Professor John Porco Receives Bristol-Myers Squibb Award in Synthetic Organic Chemistry

Professor John A. Porco, Jr. has received the distinguished 2003 Bristol-Myers Squibb (BMS) Award in Synthetic Organic Chemistry. The grant provides a total of $300,000 of unrestricted research support over a three-year period and is one of only two given by BMS worldwide each year to support the academic research community.

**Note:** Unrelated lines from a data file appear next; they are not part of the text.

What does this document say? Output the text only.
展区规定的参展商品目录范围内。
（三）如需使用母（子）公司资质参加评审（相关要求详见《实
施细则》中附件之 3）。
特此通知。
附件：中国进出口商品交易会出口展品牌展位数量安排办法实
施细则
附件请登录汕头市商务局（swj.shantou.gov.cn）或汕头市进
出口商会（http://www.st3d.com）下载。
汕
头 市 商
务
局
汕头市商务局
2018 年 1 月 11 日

The award acknowledges the outstanding record of achievement of Professor Porco and his research team in the field of synthetic organic chemistry. Synthetic organic chemistry has long been a critical tool in the drug discovery efforts of pharmaceutical companies and biotechnology firms. Research in the Porco laboratory focuses on the development of new synthetic methodology for the efficient chemical synthesis of complex molecules and the utilization of parallel (or combinatorial) synthesis techniques towards the synthesis of complex chemical libraries.

Recent total synthesis accomplishments include the synthesis of the salicylate enamide natural products lobatamide C and oximidine II, and the epoxyquinoid natural products torreyanic acid, epoxyquinol A, and panepophenanthrin. The Porco team recently employed parallel synthesis approaches to prepare complex spiroketal libraries and highly functional angular structures from epoxyquinol dienes. Professor Porco is the Director of the new Center for Chemical Methodology and Library Development at Boston University (CMLD-BU).